Highlights

Minutes of the December meeting show Governing Council (GC) members acknowledging a surprisingly sharp fall in inflation but also noting that the new staff projections showed the headline rate only returning to target in the second half of 2025. Consequently, it was unanimously agreed to leave key interest rates at current levels.

For the real economy, the impact of monetary policy tightening was thought to be increasingly visible and broadly proceeding as intended: financing and credit conditions had tightened, lending had been slowing, and aggregate demand had been weakening. Even so, it was argued that the latest staff forecasts for near-term growth might be too optimistic, particularly with regard to household consumption which could suffer from the removal of fiscal support measures introduced to combat the effects of Covid.

Confidence was expressed that inflation had reached the end of the strongest phase of the disinflationary cycle. While core and food inflation were expected to continue their gradual decline, upward energy-related base effects and the expiry of the Covid-related fiscal measures were pushing up headline inflation. Price momentum in services remained strong and importantly, negotiated wage growth had increased to 4.7 percent in the third quarter. Forward-looking wage trackers continued to signal high pressures in a still very tight labour market.

Against this backdrop it was stressed that there was no room for complacency and that it was not the time for the GC to lower its guard. Caution was warranted, as inflation would probably pick up in the near-term and there were continued uncertainties in relation to wages and underlying inflation dynamics.
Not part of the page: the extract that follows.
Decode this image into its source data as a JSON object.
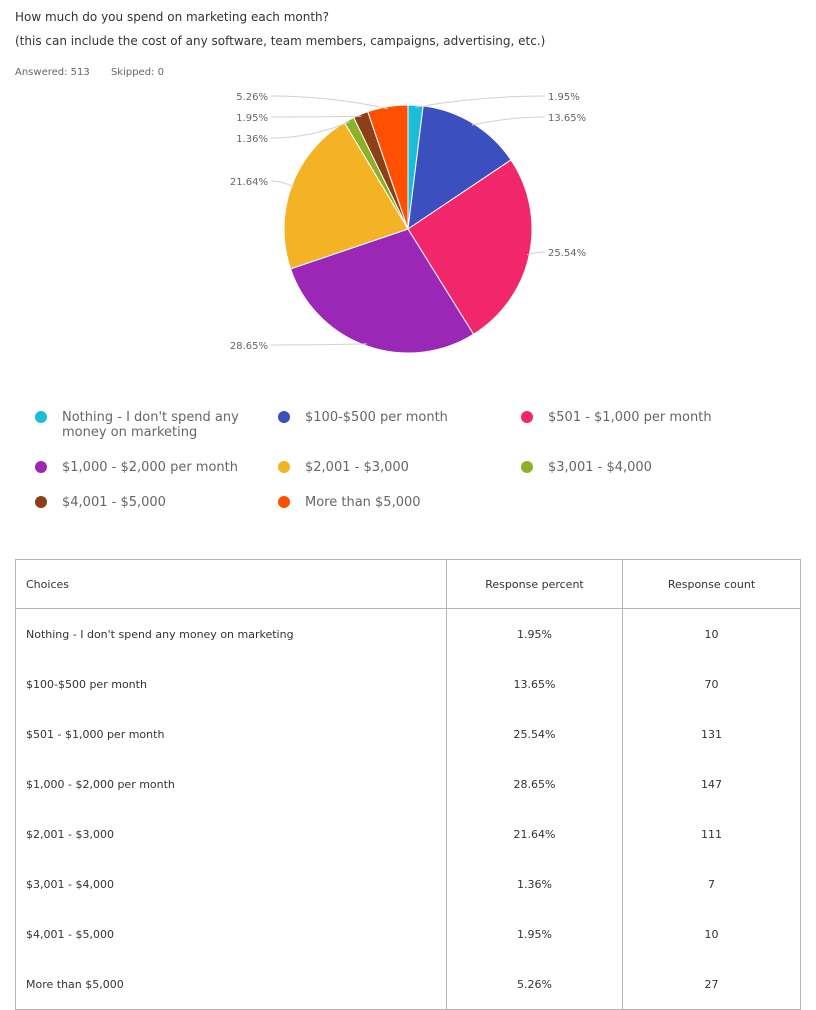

Away from interest rates, a very large majority of members thought it appropriate to advance the normalisation of the balance sheet by including the pandemic emergency purchase programme (PEPP) in QT. This was viewed as a proportionate response in view of the initial objectives of the PEPP, which was an instrument designed to counter the serious risks to the monetary policy transmission mechanism and the outlook for the Eurozone posed by Covid. As the pandemic was largely over so maintaining full reinvestments was no longer seen as appropriate.

Definition

The European Central Bank (ECB) meets about every six weeks to determine the appropriate stance of monetary policy. The precise details of the policy deliberations are kept secret for thirty years but, since the 22nd January 2015 meeting, summary version of the minutes have been made available around four weeks after the discussions have taken place.

Description

The minutes provide a key insight into what the ECB is focusing upon when setting policy. As such they potentially can have a sizeable impact upon investor sentiment; especially at times when speculation is rife about a possible near-term change in official interest rates and/or non-conventional monetary policy instruments.